Huh? Of course there would. To an outside observer the object appears to freeze just outside of the horizon while the light from that object redshifts away. Sure, it'll very quickly become colder than the CMB, but it'll never become completely black.

 

[PAllen]

I fail to see how my point was refuted at the beginning of the thread. In the gravitational collapse scenario, assuming the black hole is permanent, then yes, of course an event horizon forms, and forms before the singularity.

No, even for an impermanent black hole formed from collapse that decays, the event horizon (semiclassically defined) precedes the singularity.

My claim is the following: given the following two assumptions, 1), that all black holes eventually evaporate due to Hawking radiation, and 2), based on whatever unknown quantum gravity effects might exist, there are no spacetime singularities and there is some resolution to the information paradox, then event horizons don't exist.

This is true only if you insist on a strictly classical definition of event horizon while using quantum definitions elsewhere. Note that the original semiclassical derivation of Hawking radiatio was based on the existence of a horizon. Thus Hawking radiation without a semiclassical horizon is nonsense. The consensus here is that you have something that macroscopically behaves like a horizon but microscopically does not.

As an example, consider a spacetime containing a smooth spherically symmetric time varying matter density such that at early times there are no horizons, at intermediate times a collapse occurs such that a trapped region forms, and at late times (for whatever reason) the collapse reverses and the trapped region disappears. What happens to

Without major violation of GR, this scenario is impossible. It is impossible with any of QG corrections of GR that I am familiar with. That is, the reversal of collapse after a macroscopic horizon forms is impossible.

It must either exit to the untrapped region (in which case the trapping surface isn't an event horizon) or it must be destroyed. If Hawking radiation is completely thermal then that suggests that information from those events is destroyed, but that view seems to be falling out of favor. If so, if the information persists in some way, then I do not see how it is possible to call the surface bounding the trapped region an event horizon.

My original point was that quantum effects seem to imply that event horizons are not impermeable; thus, I feel that apparent horizons are more physically relevant and interesting. I stated this poorly (and incorrectly) above, and you were right to call me on it; my apologies.
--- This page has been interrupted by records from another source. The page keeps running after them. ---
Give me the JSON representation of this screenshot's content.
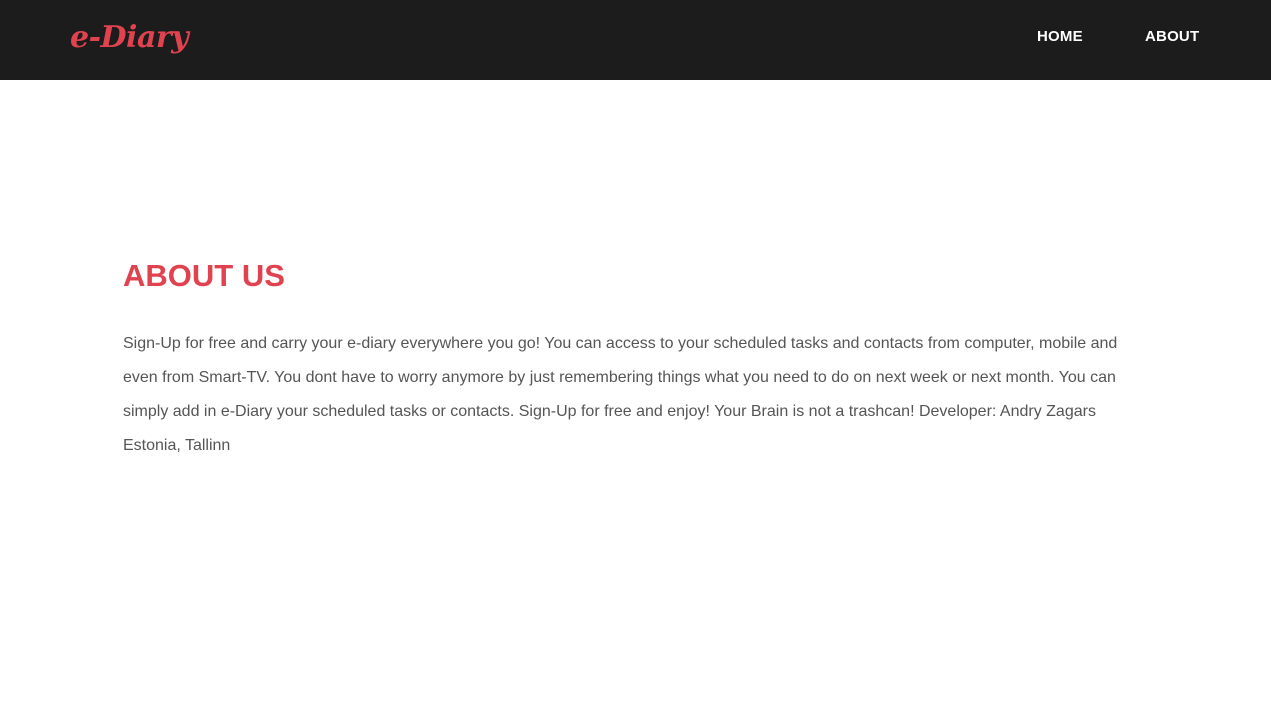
{
  "header": {
    "brand": "e-Diary",
    "nav": [
      {
        "label": "HOME"
      },
      {
        "label": "ABOUT"
      }
    ]
  },
  "about": {
    "title": "ABOUT US",
    "body": "Sign-Up for free and carry your e-diary everywhere you go! You can access to your scheduled tasks and contacts from computer, mobile and even from Smart-TV. You dont have to worry anymore by just remembering things what you need to do on next week or next month. You can simply add in e-Diary your scheduled tasks or contacts. Sign-Up for free and enjoy! Your Brain is not a trashcan! Developer: Andry Zagars Estonia, Tallinn"
  },
  "colors": {
    "navbar_bg": "#1c1c1c",
    "accent": "#e0434f",
    "body_text": "#555555",
    "nav_text": "#ffffff"
  }
}
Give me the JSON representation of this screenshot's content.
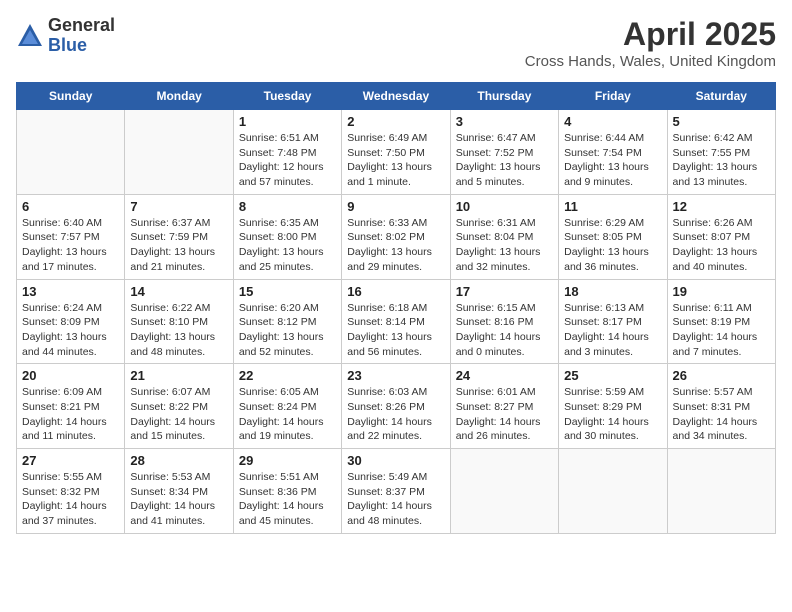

I mostly agree with this last paragraph with some caveats. Hawking radiation for a stellar black hole (let along a supermassive black hole) is at a lower temperature than CMB radiation. Thus all black holes in the current universe are growing, not shrinking (even if there is no matter at all nearby). The time frame in which black holes decay is well after the heat death of all stars.
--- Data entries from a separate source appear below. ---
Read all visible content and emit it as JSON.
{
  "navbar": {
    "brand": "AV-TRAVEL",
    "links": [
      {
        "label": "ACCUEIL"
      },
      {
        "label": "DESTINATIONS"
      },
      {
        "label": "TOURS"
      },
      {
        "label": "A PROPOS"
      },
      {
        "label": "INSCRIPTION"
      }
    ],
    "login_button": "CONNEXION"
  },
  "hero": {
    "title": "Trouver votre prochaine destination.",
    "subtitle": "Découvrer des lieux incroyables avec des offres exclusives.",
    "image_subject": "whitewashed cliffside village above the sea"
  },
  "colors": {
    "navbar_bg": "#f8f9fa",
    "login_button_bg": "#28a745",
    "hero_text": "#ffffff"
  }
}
Note: you have several times now used language like:

"they will see an infalling object remain just above their own apparent horizon while the black hole evaporates, and the object will appear to cross the horizon at the exact moment the horizon disappears"

This is what is refuted in this thread. For a collapsing supercluster observed from afar, matter is seen in the center of the forming black region, until the whole region goes black. The idea that the matter is seen only outside what appears to be the horizon is false for a collapse. It is true only for an eternal black hole, which is a pretty absurd concept.